L’un des points forts du volume est de réunir dans un même projet des littéraires et des historiens. Toutefois le plan, qui sépare nettement ce qui relève des »literary engagements« et ce qui est de l’ordre des »diplomatic documents«, conduit à juxtaposer, plutôt qu’à faire interagir, des études de textes littéraires – y inclus des écrits juridiques ou politiques – conduites par des littéraires et des analyses de documents de la pratique diplomatique menées par des historiens et des historiennes. De ce fait, à la question initialement posée »What can literary perspectives contribute to our understanding of diplomatic documents?« (p. 18), il n’est pas entièrement apporté de réponse. Le titre de la quatrième partie (»Diplomatic documents«) peut d’ailleurs paraître un peu inapproprié: il fait penser que seuls les documents les plus traditionnellement associés à l’étude de la diplomatie sont des documents diplomatiques, et ce alors que l’un des buts du volume est, au contraire, de faire valoir le statut diplomatique des textes – à première vue »non diplomatiques« – examinés dans les autres parties: par exemple la traduction des »Lusiades«par Carlo Antonio Paggi, ou les traductions poétiques de Du Bartas.
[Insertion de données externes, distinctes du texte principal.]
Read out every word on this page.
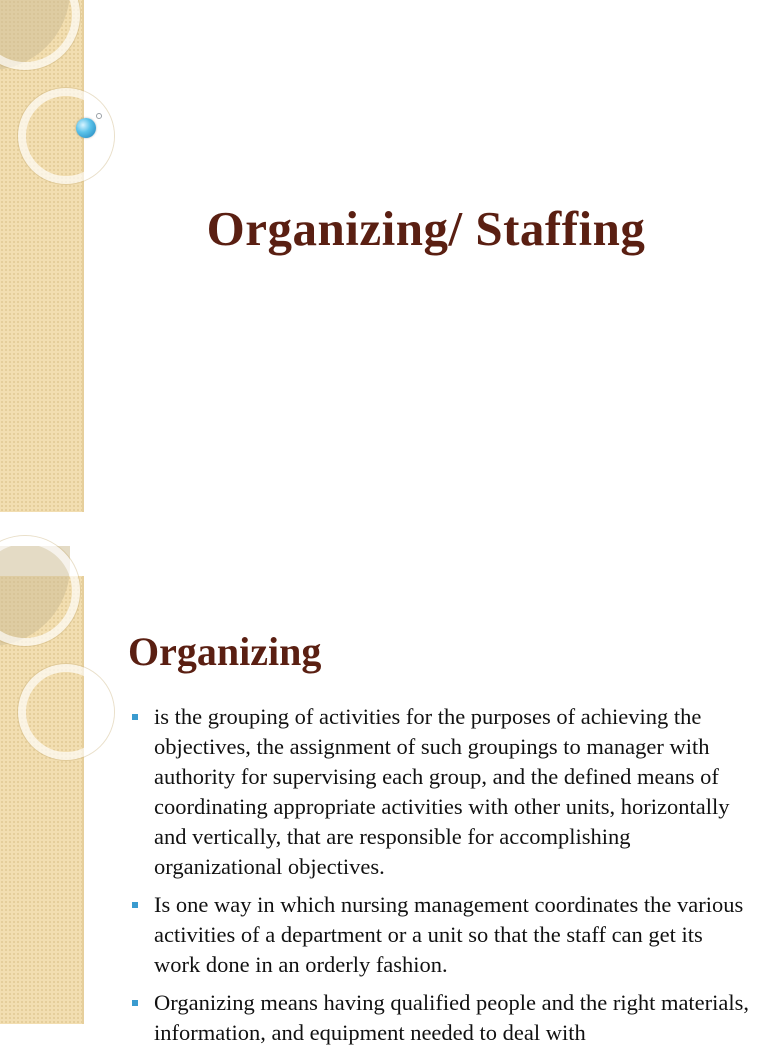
Organizing/ Staffing
Organizing
is the grouping of activities for the purposes of achieving the objectives, the assignment of such groupings to manager with authority for supervising each group, and the defined means of coordinating appropriate activities with other units, horizontally and vertically, that are responsible for accomplishing organizational objectives.
Is one way in which nursing management coordinates the various activities of a department or a unit so that the staff can get its work done in an orderly fashion.
Organizing means having qualified people and the right materials, information, and equipment needed to deal with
Dans l’ensemble, le volume ne marque peut-être pas, comme le font espérer ses responsables, une étape décisive dans la formation de »new frameworks for understanding the relationship between early modern literature and diplomacy« (p. 11). Cependant, il fournit un intéressant éventail d’analyses de cas, dans le sillage des études impulsées aux États-Unis par Timothy Hampton et des recherches conduites, notamment en Allemagne et en Suisse, dans le cadre de la nouvelle histoire de la diplomatie. Il constitue ainsi un important jalon dans une dynamique désormais en marche, et qu’il faut souhaiter voir se développer.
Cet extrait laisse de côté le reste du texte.